Travis DeCuire confident college basketball season will be finished, though its eventual length is hard to predictMissoulian, Mont. — Jordan Hansen Missoulian, Mont.
Oct. 18-- Oct. 18--MISSOULA -- It will be an interesting season of college basketball.
Travis DeCuire is confident a season will be played and finished, which would have been something close to an unthinkable question to even consider a year ago this time. The pandemic, of course, has thrown much into disarray, but there is a belief there will be March Madness this season.
"It'll get pulled off," DeCuire said. "The question is, will the average games played be 13 or 14 as opposed to 25 to 27? I think there'll be a ton of cancellations, I don't think there's one team in the country that's going to get through the season without a cancellation.
"But we'll get through it. The NCAA wants to have a tournament."
Montana has been officially practicing since Wednesday, the season is allowed to begin Nov. 25 and the Big Sky released its revised (for the second time) schedule Thursday.
As of Friday, there had been 263 COVID-19 cases on campus with 69 currently active. Some of those cases have been connected to Grizzly student-athletes, including basketball players. It's a similar story at colleges and universities around the country.
Pulling off a season will be hard, especially with the amount of travel involved. Four, and perhaps all five of the non-conference games UM will play, will likely be payout games, meaning they will have to be on the road. Four of those games are settled and done, and one of those will likely be against Arizona.
Montana has 20 total Big Sky Conference games, including dual Thursday-Saturday road games against Southern Utah, Sacramento State, Portland State. They will split a home and away game with Eastern Washington and Montana State.
The same format will be in play for Montana's scheduled home games, which will be against Northern Colorado, Northern Arizona, Weber State and Idaho.
In order to be considered for the NCAA tournament, a school needs to play 13 games.
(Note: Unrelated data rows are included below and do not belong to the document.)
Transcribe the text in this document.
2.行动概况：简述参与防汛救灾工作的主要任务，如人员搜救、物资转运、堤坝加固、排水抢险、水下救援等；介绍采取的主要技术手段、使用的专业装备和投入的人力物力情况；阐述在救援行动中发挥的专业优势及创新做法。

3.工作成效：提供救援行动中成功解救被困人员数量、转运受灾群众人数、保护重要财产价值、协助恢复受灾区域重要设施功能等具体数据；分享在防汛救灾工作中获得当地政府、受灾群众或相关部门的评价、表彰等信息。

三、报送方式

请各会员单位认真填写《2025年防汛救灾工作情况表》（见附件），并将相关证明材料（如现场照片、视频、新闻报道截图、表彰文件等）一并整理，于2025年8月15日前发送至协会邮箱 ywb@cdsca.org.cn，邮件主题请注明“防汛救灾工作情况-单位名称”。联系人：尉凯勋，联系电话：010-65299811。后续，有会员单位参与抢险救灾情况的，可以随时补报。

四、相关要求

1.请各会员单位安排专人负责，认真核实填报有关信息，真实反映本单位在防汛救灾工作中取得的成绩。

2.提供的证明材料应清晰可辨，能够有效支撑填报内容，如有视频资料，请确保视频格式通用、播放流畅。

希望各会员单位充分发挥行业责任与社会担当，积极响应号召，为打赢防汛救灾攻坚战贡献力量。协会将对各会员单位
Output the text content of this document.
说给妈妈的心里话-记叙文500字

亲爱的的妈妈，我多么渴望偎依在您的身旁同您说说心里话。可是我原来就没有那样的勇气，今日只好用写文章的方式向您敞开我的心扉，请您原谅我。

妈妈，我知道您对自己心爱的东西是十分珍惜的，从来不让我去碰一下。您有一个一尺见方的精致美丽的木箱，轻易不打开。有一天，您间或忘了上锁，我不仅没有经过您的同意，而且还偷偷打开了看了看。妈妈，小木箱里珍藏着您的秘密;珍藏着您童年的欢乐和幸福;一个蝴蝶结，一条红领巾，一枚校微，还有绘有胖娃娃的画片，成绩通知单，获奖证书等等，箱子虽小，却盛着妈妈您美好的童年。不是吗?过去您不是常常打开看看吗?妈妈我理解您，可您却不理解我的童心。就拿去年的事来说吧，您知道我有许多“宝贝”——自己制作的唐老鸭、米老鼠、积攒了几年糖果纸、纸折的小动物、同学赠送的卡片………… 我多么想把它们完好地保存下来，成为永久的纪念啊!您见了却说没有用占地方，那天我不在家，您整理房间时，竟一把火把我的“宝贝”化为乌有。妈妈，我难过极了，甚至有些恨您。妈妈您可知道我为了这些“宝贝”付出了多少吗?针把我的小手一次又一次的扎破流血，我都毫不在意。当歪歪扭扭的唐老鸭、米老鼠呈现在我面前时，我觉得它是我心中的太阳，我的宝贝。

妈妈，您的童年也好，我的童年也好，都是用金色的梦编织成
This allows for a school to miss around 12 contests due to either them or the team they will be playing missing a game due to contract tracing or positive tests.
"They're going to have as many games as they need to have to get to that tournament in my opinion," DeCuire said. "Knowing that, we just need to stay ahead of the game and we've got to do what we need to do to play in enough games to qualify for any opportunities that could be out there for our conference."
Basketball, like football, is considered a high-risk contact sport in regards to spread of the coronavirus according to the Core Principles of Resocialization of Collegiate Basketball, an NCAA document that was put online for usage by schools. A recent CDC report on the spread of the disease at an indoor ice hockey rink reached the conclusion that indoor sporting events can be epicenters for spread.
In that report, 14 of the 22 players playing in the game ended up testing positive. If that were two basketball teams, it would be weeks before either team could play again, causing issues with scheduling for other schools.
Coaches know this, and the Big Sky Conference certainly knows this, which is part of the reason the schedule is the way it is. The turnarounds between the Thursday-Saturday games will be tight, but it will give the opportunity for teams to perhaps sneak in a couple more games.
This entire season is going to be about getting to that magical 13-game mark. Do that, and a school will have a chance to get to March Madness. Get there and the basketball team might help its school's athletic budget with the extra money getting to the NCAA men's basketball tournament brings in during a time when schools are cutting sports due to lack of funding.
It's certainly going to be a very different year of college basketball.